Task design and performance.

a, Illustration of agent-feedback. Each selected bandit generated a true outcome, either a reward or a non-reward. Participants did not see this true outcome but instead were informed about it via a computerised feedback agent (reward: dollar sign; non-reward: sad emoji). Agents told the truth on most trials (left panel). However, on a random minority of trials they lied, reporting a reward when the true outcome was a non-reward or vice versa (right panel). b, Participants received feedback from 3 distinct feedback agents of variable credibility (i.e., truth-telling probability). Credibility was represented using a starbased system: a 3-star agent always reported the truth (and never lied), a 2-star agent reported the truth on 75% of trials (lying on the remaining 25%), and a 1-star agent reported the truth half of the time (lying on the other half). Participants were explicitly instructed and quizzed about the credibility of each agent prior to the task. c, Trial-structure: On each trial participants were first presented with the feedback agent for that trial (here, the 2-star agent) and next offered a choice between a pair of bandits (represented by identicons) (for 2sec). Next, choice-feedback was provided by the agent. d, Learning curves. Average choice accuracy as a function of trial number (within a bandit-pair). Thin lines: individual participants; thick line: group mean with thickness representing the group standard error of the mean for each trial.

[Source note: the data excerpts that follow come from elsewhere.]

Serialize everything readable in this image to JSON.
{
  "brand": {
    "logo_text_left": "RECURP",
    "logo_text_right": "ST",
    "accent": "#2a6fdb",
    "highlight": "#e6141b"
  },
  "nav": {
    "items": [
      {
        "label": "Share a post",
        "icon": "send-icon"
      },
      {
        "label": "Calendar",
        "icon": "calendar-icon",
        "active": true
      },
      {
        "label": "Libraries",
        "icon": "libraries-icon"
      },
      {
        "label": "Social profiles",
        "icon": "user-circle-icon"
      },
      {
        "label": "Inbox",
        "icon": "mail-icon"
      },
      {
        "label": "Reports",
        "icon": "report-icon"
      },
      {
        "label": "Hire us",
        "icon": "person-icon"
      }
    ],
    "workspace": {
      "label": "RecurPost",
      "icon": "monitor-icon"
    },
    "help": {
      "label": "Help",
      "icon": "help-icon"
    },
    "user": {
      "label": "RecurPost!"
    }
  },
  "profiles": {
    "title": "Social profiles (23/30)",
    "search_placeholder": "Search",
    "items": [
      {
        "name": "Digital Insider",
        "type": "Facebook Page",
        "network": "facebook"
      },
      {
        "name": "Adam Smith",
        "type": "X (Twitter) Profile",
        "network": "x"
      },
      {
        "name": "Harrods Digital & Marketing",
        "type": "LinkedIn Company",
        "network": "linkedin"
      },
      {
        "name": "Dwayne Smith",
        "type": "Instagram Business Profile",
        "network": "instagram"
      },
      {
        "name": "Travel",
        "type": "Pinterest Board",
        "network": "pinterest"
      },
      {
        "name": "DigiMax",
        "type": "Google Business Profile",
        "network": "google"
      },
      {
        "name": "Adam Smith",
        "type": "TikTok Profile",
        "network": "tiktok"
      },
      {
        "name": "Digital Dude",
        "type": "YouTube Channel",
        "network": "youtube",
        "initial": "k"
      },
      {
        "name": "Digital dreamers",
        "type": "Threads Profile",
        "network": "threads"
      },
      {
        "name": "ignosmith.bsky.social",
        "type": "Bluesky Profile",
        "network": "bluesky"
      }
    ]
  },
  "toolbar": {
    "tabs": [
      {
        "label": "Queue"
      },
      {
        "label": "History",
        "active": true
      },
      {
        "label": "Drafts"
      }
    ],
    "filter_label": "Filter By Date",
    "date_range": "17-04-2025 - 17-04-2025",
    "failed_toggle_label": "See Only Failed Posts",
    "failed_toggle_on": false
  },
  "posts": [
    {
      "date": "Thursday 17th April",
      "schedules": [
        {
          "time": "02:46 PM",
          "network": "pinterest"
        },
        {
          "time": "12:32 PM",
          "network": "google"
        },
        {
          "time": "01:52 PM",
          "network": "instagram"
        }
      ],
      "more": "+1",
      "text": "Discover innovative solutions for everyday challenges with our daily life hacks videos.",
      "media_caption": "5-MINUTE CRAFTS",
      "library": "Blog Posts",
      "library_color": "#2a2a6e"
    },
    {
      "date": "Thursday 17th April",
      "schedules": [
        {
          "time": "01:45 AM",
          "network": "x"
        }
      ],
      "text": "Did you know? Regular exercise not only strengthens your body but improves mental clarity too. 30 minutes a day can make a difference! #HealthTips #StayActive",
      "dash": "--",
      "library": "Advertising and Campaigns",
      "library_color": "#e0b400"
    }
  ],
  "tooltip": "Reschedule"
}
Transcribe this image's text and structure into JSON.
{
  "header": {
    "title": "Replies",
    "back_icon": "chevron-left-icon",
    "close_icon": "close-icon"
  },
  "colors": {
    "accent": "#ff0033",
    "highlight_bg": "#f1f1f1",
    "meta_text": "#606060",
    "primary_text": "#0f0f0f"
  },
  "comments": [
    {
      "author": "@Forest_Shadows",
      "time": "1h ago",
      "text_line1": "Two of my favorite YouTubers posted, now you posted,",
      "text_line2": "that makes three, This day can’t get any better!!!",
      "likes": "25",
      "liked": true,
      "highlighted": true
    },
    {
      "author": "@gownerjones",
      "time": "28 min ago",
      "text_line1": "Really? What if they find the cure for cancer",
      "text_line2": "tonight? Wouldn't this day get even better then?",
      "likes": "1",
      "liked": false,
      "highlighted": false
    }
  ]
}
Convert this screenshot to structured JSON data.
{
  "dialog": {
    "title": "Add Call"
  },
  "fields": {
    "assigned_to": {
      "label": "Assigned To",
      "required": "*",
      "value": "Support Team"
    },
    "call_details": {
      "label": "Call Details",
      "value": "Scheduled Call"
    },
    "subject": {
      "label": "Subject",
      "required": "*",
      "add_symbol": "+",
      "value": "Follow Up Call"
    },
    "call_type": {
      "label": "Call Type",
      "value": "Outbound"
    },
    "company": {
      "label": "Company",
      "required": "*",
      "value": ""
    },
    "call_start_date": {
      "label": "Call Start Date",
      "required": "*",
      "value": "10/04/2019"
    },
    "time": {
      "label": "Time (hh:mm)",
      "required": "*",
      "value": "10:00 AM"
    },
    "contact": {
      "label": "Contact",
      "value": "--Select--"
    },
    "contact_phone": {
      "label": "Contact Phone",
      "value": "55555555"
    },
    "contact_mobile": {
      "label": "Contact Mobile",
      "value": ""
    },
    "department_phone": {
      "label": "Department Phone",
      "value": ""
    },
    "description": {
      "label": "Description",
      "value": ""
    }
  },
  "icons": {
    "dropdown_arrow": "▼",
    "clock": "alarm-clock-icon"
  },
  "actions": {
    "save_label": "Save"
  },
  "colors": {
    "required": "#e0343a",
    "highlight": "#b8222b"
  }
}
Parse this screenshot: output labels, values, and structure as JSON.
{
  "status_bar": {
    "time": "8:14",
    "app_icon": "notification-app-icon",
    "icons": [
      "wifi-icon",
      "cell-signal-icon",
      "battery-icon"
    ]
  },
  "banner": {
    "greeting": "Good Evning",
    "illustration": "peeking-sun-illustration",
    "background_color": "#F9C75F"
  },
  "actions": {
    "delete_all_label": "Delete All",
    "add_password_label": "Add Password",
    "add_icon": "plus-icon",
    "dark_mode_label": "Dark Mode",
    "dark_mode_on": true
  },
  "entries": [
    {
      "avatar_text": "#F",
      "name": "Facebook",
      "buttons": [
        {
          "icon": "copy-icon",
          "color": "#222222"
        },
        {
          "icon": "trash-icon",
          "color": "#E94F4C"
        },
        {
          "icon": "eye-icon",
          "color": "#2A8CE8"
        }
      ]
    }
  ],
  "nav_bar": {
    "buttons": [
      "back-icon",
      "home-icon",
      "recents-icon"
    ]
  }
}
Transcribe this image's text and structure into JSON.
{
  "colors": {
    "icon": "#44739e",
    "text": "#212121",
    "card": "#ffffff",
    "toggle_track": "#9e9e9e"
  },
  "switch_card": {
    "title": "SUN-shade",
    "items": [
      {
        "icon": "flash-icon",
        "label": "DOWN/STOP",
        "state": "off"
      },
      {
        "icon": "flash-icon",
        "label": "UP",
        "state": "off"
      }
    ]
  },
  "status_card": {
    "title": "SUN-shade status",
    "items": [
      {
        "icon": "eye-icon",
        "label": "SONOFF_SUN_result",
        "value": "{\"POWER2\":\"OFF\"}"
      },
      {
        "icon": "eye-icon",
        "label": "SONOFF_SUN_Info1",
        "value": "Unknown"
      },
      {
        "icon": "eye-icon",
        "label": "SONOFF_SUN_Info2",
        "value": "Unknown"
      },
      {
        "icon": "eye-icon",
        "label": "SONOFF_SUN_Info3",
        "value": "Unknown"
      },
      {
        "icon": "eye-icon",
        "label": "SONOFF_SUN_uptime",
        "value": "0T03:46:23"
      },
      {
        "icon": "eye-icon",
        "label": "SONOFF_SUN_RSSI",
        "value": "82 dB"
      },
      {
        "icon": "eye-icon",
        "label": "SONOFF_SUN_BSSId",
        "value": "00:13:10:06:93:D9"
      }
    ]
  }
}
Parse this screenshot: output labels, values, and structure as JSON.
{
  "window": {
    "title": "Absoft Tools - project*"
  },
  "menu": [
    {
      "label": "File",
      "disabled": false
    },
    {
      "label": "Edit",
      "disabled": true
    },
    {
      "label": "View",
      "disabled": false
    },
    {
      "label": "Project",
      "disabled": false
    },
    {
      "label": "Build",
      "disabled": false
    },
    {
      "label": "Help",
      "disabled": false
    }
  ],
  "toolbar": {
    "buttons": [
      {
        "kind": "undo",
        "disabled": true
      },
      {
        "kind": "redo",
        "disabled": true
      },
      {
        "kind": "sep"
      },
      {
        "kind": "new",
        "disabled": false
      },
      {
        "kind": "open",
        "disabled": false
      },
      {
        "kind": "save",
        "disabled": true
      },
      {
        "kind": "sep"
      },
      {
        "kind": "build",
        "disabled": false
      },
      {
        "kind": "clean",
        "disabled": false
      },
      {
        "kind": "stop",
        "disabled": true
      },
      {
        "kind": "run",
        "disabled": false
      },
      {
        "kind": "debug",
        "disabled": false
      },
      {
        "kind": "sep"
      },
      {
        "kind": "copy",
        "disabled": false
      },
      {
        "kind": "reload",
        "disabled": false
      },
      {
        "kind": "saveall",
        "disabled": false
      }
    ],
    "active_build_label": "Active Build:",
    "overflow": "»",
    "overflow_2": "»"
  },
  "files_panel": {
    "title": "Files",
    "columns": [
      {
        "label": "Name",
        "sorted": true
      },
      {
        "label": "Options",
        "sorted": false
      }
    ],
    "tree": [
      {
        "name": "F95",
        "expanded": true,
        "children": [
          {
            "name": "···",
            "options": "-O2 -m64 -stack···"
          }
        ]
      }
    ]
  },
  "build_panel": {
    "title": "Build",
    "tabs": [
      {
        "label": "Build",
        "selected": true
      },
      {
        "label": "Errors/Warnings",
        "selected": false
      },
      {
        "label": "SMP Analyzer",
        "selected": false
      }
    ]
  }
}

Credible feedback promotes greater learning

A hallmark of RL value-learning is that participants are more likely to repeat a choice following positive compared to negative reward-feedback (henceforth, “feedback effect on choice repetition”). We tested a hypothesis, based on Bayesian reasoning, that this tendency would increase as a function of agent-credibility (Fig. 3a). Thus, in a binomial mixed-effects model we regressed choice-repetition (i.e., whether participants repeated their choice from the most recent trial featuring the same bandit pair; 0-switch; 1-repeat) on feedback-valence (negative or positive) and agent-credibility (1,2, or 3-star), where these are taken from the last trial featuring the same bandit pair (Methods for modelspecification). Feedback valence exerted a positive effect on choice-repetition (b=0.72, F(1,2436)=1369.6, p<0.001) and interacted with agent-credibility (F(2,2436)=307.11, p<0.001), with a feedback effect being greater for more credible agents (3-star vs. 2-star: b= 0.91, F(1,2436)=351.17; 3-star vs. 1-star: b=1.15, t(2436)=24.02; and 2-star vs. 1-star: b=0.24, t(2436)=5.34, all p’s<0.001). Additionally, we found a positive effect of feedback for the 3-star agent (b=1.41, F(1,2436)=1470.2, p<0.001), and a smaller effect of feedback for the 2-star agent (b=0.49 ,F(1,2436)=230.0, p<0.001). These results support our hypothesis that learning increases as a function of information credibility (note that the feedback effect for the 1-star agent is examined below; see “Non-credible feedback elicits learning”).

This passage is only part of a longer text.